Maxian shook his head, but the memory that came upon him was strong, and he recited aloud what he had first learned that day:
"I swear by Apollo the physician, and Asklepius the teacher, and all the gods and goddesses, that, according to my ability and judgment, I will keep this Oath and this stipulation to reckon he who taught me this Art equally dear to me as my parents, to share my substance with him, and relieve his necessities if required; to look upon his offspring in the same footing as my own brothers, and to teach them this art, if they shall wish to learn it, without fee or stipulation. I swear that by precept, lecture, and every other mode of instruction, I will impart a knowledge of the Art to my own sons, and those of my teachers, and to disciples bound by a stipulation and oath according to the law of medicine, but to none others."

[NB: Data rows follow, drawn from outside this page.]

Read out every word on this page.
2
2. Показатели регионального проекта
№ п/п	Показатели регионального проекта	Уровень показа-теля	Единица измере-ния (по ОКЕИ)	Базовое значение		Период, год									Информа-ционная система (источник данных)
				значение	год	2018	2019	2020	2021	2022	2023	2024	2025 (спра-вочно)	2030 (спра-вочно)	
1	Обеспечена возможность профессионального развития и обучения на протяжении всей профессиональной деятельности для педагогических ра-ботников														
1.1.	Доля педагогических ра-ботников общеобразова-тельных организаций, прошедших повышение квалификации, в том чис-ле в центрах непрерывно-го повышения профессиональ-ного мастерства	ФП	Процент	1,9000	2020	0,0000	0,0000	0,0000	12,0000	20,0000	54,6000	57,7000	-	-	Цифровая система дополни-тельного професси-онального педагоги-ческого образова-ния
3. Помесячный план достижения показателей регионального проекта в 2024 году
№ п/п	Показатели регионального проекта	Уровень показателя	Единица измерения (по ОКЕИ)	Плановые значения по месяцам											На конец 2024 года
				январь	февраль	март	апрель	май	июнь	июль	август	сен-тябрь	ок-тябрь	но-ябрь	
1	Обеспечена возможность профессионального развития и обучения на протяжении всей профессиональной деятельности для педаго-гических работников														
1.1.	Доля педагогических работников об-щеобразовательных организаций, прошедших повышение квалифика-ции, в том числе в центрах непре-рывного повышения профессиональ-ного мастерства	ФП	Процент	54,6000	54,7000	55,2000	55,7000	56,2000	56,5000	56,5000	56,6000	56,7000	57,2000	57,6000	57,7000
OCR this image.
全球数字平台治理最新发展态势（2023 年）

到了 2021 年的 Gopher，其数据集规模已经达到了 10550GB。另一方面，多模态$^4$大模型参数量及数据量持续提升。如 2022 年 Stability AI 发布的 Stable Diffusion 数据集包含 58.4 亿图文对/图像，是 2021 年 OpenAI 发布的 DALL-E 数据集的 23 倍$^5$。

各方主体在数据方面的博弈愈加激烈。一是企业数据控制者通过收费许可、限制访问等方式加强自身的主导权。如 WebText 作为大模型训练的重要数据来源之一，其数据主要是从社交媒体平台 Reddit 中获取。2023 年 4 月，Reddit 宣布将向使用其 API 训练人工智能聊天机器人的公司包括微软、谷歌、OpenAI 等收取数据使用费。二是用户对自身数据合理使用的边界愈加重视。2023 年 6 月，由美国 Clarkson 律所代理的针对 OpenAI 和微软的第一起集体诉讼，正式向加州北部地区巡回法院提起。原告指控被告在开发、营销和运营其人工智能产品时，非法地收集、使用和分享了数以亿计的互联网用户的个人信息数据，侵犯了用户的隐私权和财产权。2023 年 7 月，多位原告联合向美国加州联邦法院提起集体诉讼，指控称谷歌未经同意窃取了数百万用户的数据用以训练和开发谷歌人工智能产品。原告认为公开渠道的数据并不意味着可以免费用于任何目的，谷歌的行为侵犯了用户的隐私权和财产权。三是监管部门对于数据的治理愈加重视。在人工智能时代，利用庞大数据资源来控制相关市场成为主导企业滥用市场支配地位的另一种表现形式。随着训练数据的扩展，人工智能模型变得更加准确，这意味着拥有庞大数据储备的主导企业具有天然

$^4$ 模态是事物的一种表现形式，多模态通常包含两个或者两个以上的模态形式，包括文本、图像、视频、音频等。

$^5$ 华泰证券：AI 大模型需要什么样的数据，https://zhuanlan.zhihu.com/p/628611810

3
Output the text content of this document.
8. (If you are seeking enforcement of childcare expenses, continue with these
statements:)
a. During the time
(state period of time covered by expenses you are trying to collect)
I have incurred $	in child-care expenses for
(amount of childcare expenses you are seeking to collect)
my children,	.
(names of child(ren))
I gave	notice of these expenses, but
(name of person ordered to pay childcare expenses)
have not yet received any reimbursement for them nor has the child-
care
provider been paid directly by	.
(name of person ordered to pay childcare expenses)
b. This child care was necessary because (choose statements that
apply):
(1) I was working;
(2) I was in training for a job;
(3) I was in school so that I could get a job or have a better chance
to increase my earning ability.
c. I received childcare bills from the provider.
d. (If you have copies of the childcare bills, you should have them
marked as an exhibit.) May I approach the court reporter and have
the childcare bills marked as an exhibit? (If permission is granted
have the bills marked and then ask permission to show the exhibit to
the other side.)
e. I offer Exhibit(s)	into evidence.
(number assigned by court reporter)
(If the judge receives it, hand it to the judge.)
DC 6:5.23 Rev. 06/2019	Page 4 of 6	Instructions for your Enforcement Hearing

His voice shook, but he continued. "I will follow that system of regimen which, according to my ability and judgment, I consider for the benefit of my patients, and abstain from whatever is deleterious and mischievous. I will give no deadly medicine to anyone if asked, nor suggest any such counsel. With purity and with holiness I will pass my life and practice my Art. Into whatever houses I enter, I will go into them for the benefit of the sick and no other reason. Whatever, in connection with my professional practice or not, in connection with it, I see or hear, in the lives of men, which ought not to be spoken of abroad, I will not divulge, as reckoning that all such should be kept secret. While I continue to keep this Oath unviolated, may it be granted to me to enjoy life and the practice of the Art, respected by all men, in all times! But should I trespass and violate this Oath, may the reverse be my lot!"